Part of the tactic is to lock them into hand to hand with a guy with a power weapon, this can be useful, but only if the resurrection orb isn't anywhere nearby. My recommendation is that you never target any squad near a monolith--what you manage to kill vs. the ammount of firepower you need to kill it with is just insanely out of proportion. Either destroy the monolith, or if that can't be done, destroy the squad with the necron lord, or if that can't be done, destroy a squad far enough away from both lord and monoith that you have some assurances that they will die. To kill, keep shooting. Start shooting and do not stop until the entire squad is gone. If you don't manage to kill the entire squad, you probably shouldn't have attacked at all. Enough of them will be coming back to make the whole thing a moot point. Meanwhile, while your fucking around killing one necron a round, the monolith is coming up with that gauss field thingee that hits everybody 1-6 times. That's just plain nasty!!

Mind you, if the Necron player is smart, he'll keep throwing scarab swarms at your wraithlords, etc. to tie them up for the whole game.

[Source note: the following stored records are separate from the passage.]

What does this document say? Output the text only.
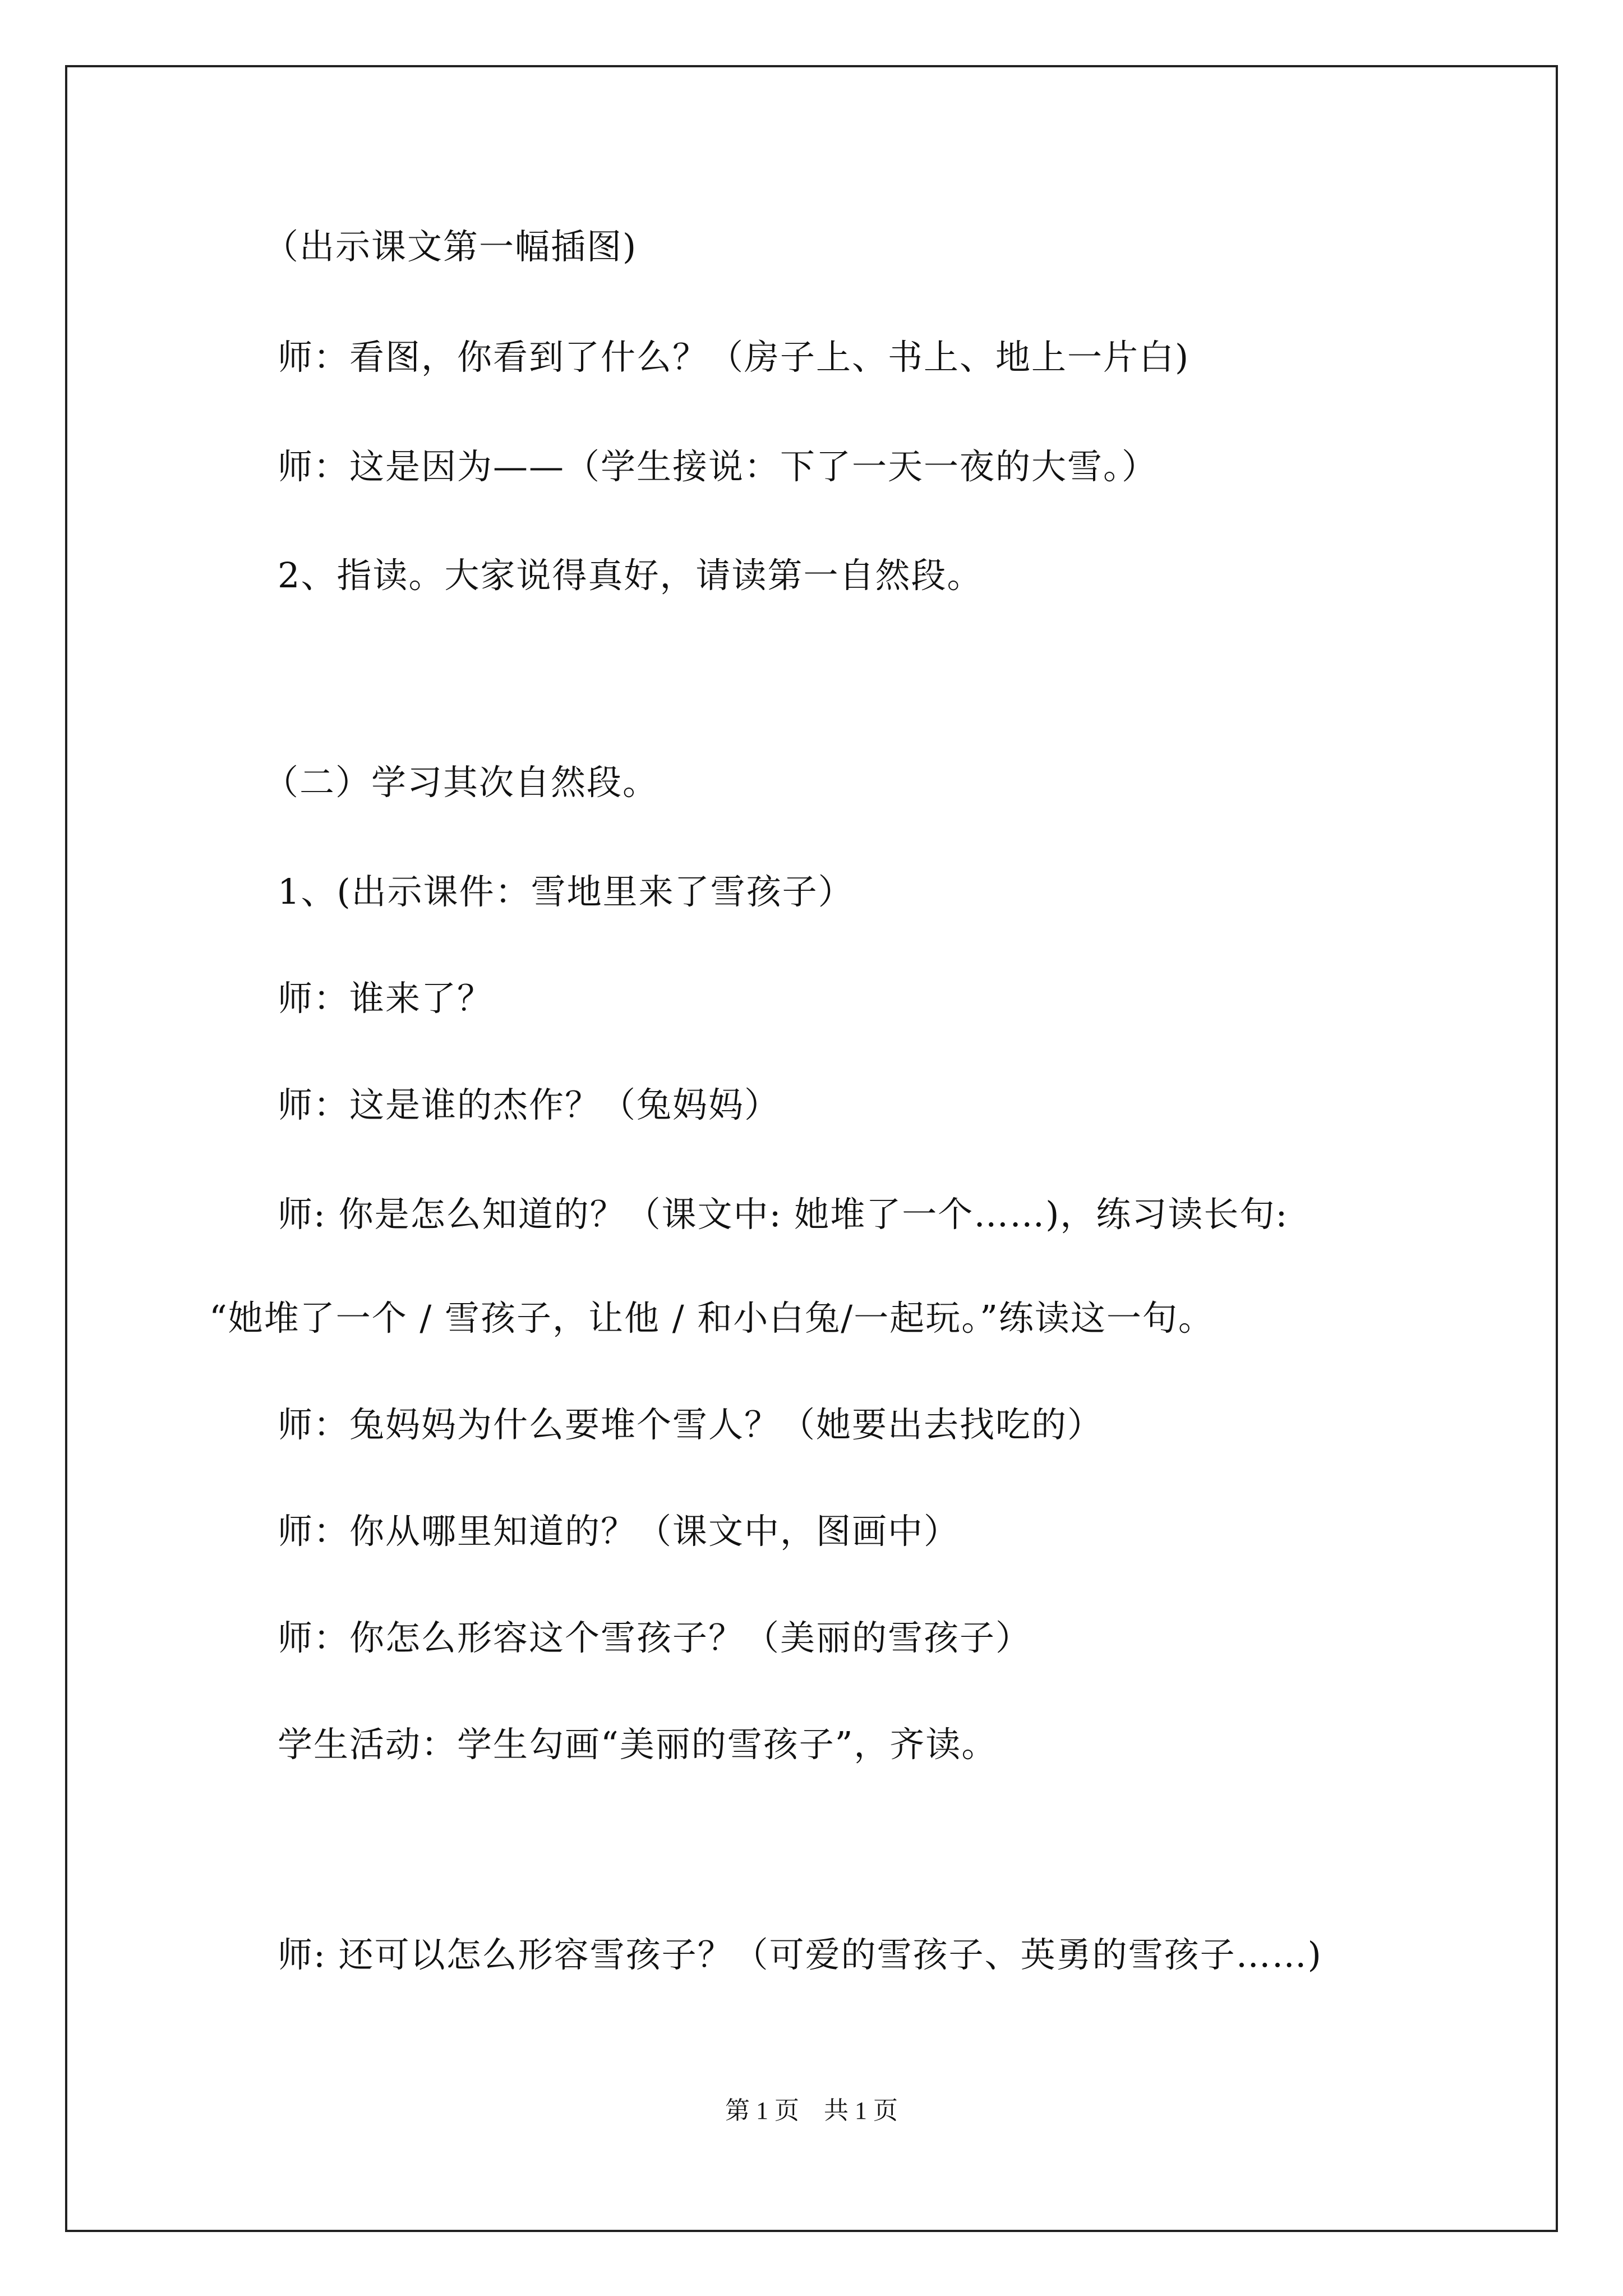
（出示课文第一幅插图)
师：看图，你看到了什么？（房子上、书上、地上一片白)
师：这是因为——（学生接说：下了一天一夜的大雪。）
2、指读。大家说得真好，请读第一自然段。
（二）学习其次自然段。
1、(出示课件：雪地里来了雪孩子）
师：谁来了？
师：这是谁的杰作？（兔妈妈）
师: 你是怎么知道的？（课文中: 她堆了一个……)，练习读长句:
“她堆了一个 / 雪孩子，让他 / 和小白兔/一起玩。”练读这一句。
师：兔妈妈为什么要堆个雪人？（她要出去找吃的）
师：你从哪里知道的？（课文中，图画中）
师：你怎么形容这个雪孩子？（美丽的雪孩子）
学生活动：学生勾画“美丽的雪孩子”，齐读。
师: 还可以怎么形容雪孩子？（可爱的雪孩子、英勇的雪孩子……)
第 1 页　共 1 页
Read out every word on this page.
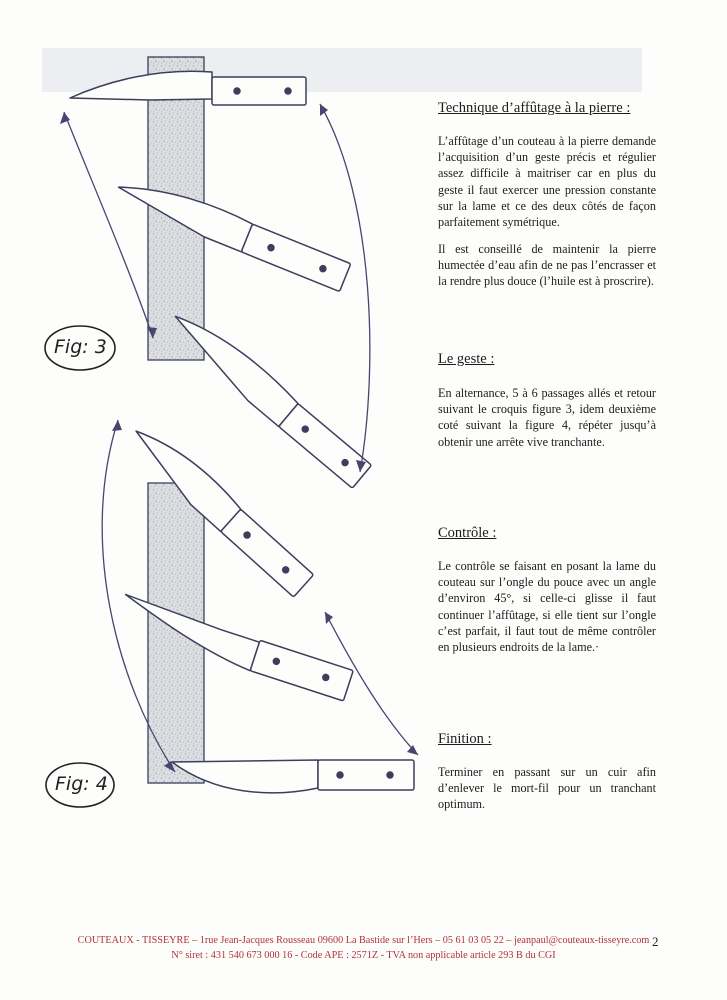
Fig: 3
Fig: 4
Technique d’affûtage à la pierre :
L’affûtage d’un couteau à la pierre demande l’acquisition d’un geste précis et régulier assez difficile à maitriser car en plus du geste il faut exercer une pression constante sur la lame et ce des deux côtés de façon parfaitement symétrique.
Il est conseillé de maintenir la pierre humectée d’eau afin de ne pas l’encrasser et la rendre plus douce (l’huile est à proscrire).
Le geste :
En alternance, 5 à 6 passages allés et retour suivant le croquis figure 3, idem deuxième coté suivant la figure 4, répéter jusqu’à obtenir une arrête vive tranchante.
Contrôle :
Le contrôle se faisant en posant la lame du couteau sur l’ongle du pouce avec un angle d’environ 45°, si celle-ci glisse il faut continuer l’affûtage, si elle tient sur l’ongle c’est parfait, il faut tout de même contrôler en plusieurs endroits de la lame.·
Finition :
Terminer en passant sur un cuir afin d’enlever le mort-fil pour un tranchant optimum.
COUTEAUX - TISSEYRE – 1rue Jean-Jacques Rousseau 09600 La Bastide sur l’Hers – 05 61 03 05 22 – jeanpaul@couteaux-tisseyre.com
N° siret : 431 540 673 000 16 - Code APE : 2571Z - TVA non applicable article 293 B du CGI
2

My problem is that I tried to fight a three front battle against these jack asses. I'd applaud myself for shooting down 3 or 4 flayed ones a round, and yes, after four rounds, I had utterly destroyed them, but that's three rounds that my wave serpent (and its twin linked star cannons) could have been doing real damage elsewhere. And besides, flayed ones??

If you are playing Eldar against the necrons, watch out for the destroyer bikes. It doesn't take too many of them to make quick work of your vypers, crystal targetting matrix or no. Your target priority should be monolith, lord, destroyers, stragglers, and for god's sake, don't stop shooting until its dead.

Necrons are, by the way, the only army where knocking out quantity is better than knocking out quality because of the "we'll be back" rule or something like that. If you can kill enough schlemiel necrons the rest of them phase out. This is the best way to win the battle because you can do it in one turn and they don't get to make all those resurrection rolls.